I want to implement a textual search with Lucene over some documents. The documents are provided already tokenized in a table:
|documentID|token|position|
'documentID' is the id of the document the token is in
'position' describes, on which position in the document the token is written
My first attempt was to create an index to search for tokens and return the documentID. So I created a Lucene-document for every documentID. To each Lucene-document I added one IntField 'documentID' and several StringFields 'token' for every token in this document. Therefor, no problem.
Now I started my second attempt, including position information. First thought: 'No Problem, just add StringFields 'position' to the Lucene-document!' But...Then I have no relation between the positions and the tokens. Here's an example what I want in the end:
INPUT:
tomato
OUTPUT:
docID1|position1
docID1|position2
docID2|position1
...
How can I achieve this? In my opinion, the simplest solution would be stopping converting document->Lucene-document and starting to map the single tokens to Lucene-documents.

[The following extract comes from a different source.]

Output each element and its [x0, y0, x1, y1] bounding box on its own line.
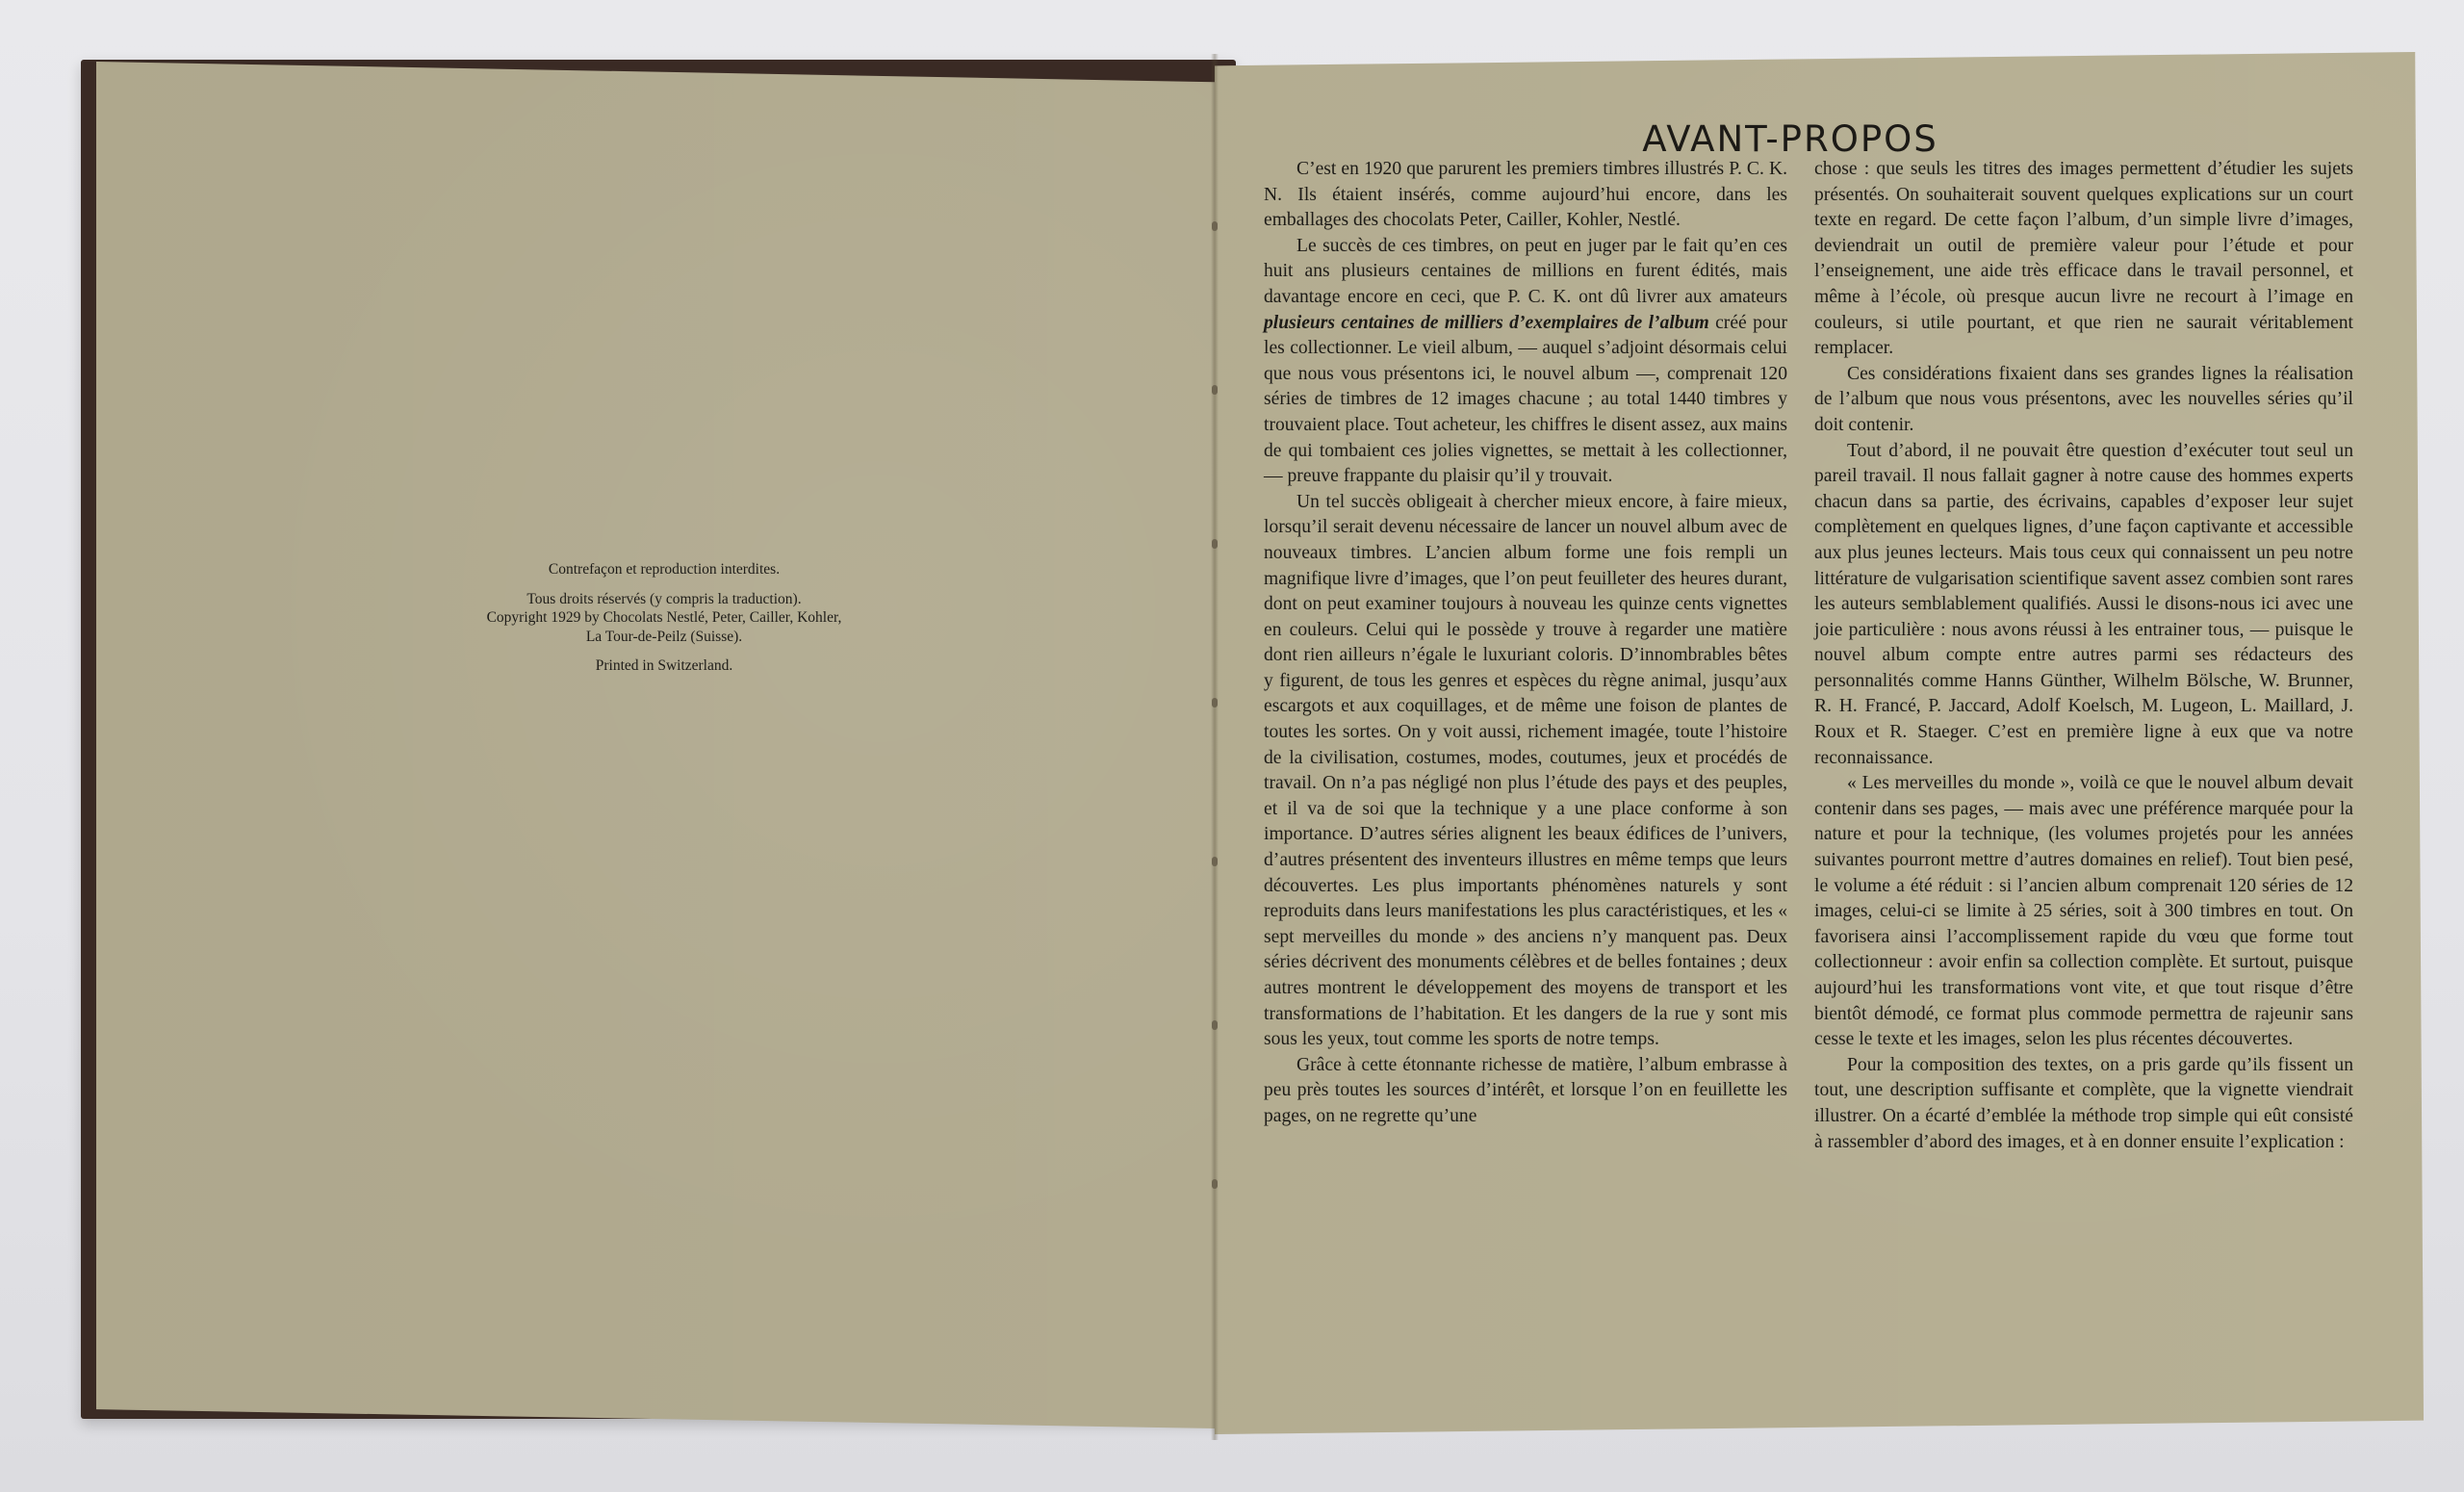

So I create a Lucene-document for every unique token/documentID combination (of course just for documentIDs containing the token). Then I add the token and the documentID as fields to the document. Also, for every hit an IntField containing 'position' from the table.
Example:
StringField 'token1'
IntField 'documentID1'
IntField 'position1'
IntField 'position2'
IntFIeld 'position3'
StringField 'token1'
IntField 'documentID2'
IntField 'position1'
IntField 'position2'
Are there other ways to store linked fields?